Search marketers know that unreasonable expectations are often be set by the higher ups in an organization when it comes to organic search. The actual results may not be unreasonable, but getting them done safely (e.g. through low-risk methods), within a given timeframe, and with all of the resources and buy-in you need to get the job done, can be next to impossible. This is when we see the decision to go high-risk get made. There’s pressure coming down from the boss to meet their goals, so we cut corners to hit an overly aggressive goal that should have been set with more care and internal education.
In other words–put pressure on an SEO and you don’t get a diamond, you get a big Google bitch slap because someone outsourced link development to the wrong company (or the right company, because they understood the risks, but will never stand by them when it’s time to file that reconsideration request and publicly out their link builder). The link evaluation holds the Board, President, VPs, in-house marketers and contractors accountable. Now, the responsibility lies with the Board of Directors to do something with this data to help prevent “yes sir” problems.

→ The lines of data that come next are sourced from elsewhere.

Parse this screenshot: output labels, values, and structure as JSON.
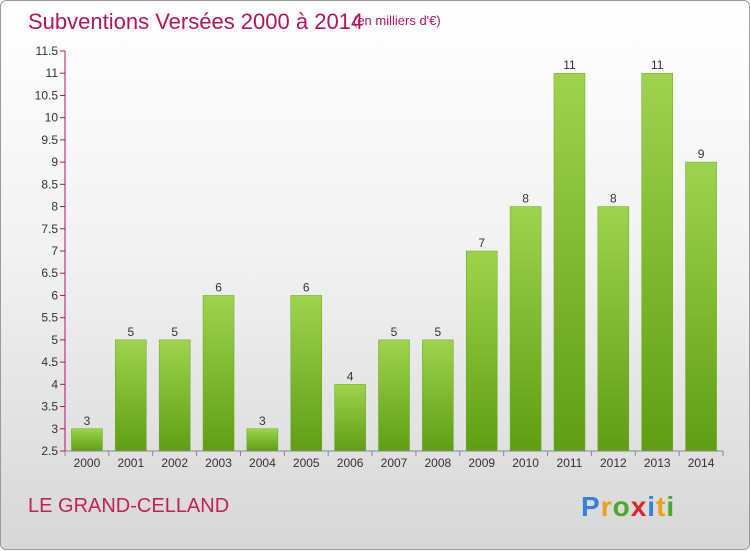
{
  "header": {
    "title": "Subventions Versées 2000 à 2014",
    "unit": "(en milliers d'€)"
  },
  "footer": {
    "town": "LE GRAND-CELLAND",
    "logo_letters": [
      "P",
      "r",
      "o",
      "x",
      "i",
      "t",
      "i"
    ],
    "logo_colors": [
      "#3a7fd8",
      "#e8a21a",
      "#4aa82e",
      "#d9262b",
      "#3a7fd8",
      "#e8a21a",
      "#4aa82e"
    ]
  },
  "chart_data": {
    "type": "bar",
    "title": "Subventions Versées 2000 à 2014",
    "categories": [
      "2000",
      "2001",
      "2002",
      "2003",
      "2004",
      "2005",
      "2006",
      "2007",
      "2008",
      "2009",
      "2010",
      "2011",
      "2012",
      "2013",
      "2014"
    ],
    "values": [
      3,
      5,
      5,
      6,
      3,
      6,
      4,
      5,
      5,
      7,
      8,
      11,
      8,
      11,
      9
    ],
    "data_labels": [
      "3",
      "5",
      "5",
      "6",
      "3",
      "6",
      "4",
      "5",
      "5",
      "7",
      "8",
      "11",
      "8",
      "11",
      "9"
    ],
    "ylim": [
      2.5,
      11.5
    ],
    "y_ticks": [
      "2.5",
      "3",
      "3.5",
      "4",
      "4.5",
      "5",
      "5.5",
      "6",
      "6.5",
      "7",
      "7.5",
      "8",
      "8.5",
      "9",
      "9.5",
      "10",
      "10.5",
      "11",
      "11.5"
    ],
    "grid": false,
    "bar_color": "#7fbf2a",
    "axis_color": "#b0155e"
  }
}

3) The SEO Industry is Maturing
My final observation from the link evaluation is that the SEO industry is maturing along with the modern Board. This was the common theme from MozCon and SMX East 2012–the SEO industry is becoming more established as a marketing solution. We can stop feeling like the confusing red-headed stepchild of the marketing world and put on our big girl pants. We aren’t magicians and car mechanics, we’re marketers, just like every other integrated marketing channel and we have metrics and goals to meet. We have tools that allow us to report on our progress. We have resources that help us educate our teams and decision makers. There are no more excuses for pretending like we’re the Wild West of the Internet. We’re grown, accept it and let’s up our game with more polished work and systems of accountability.
This is a post written from my heart after being truly impressed by our potential (soon current) client’s business model and the responsibility the Board of Directors feels for the success of the site’s performance. This is real and innovative stuff and more Board of Directors should be taking note. If your business relies on SEO for sales, do not accept a Board member who refuses to expand their knowledge of this area.
Is your Board of Directors doing enough? Not sure? Send them this post!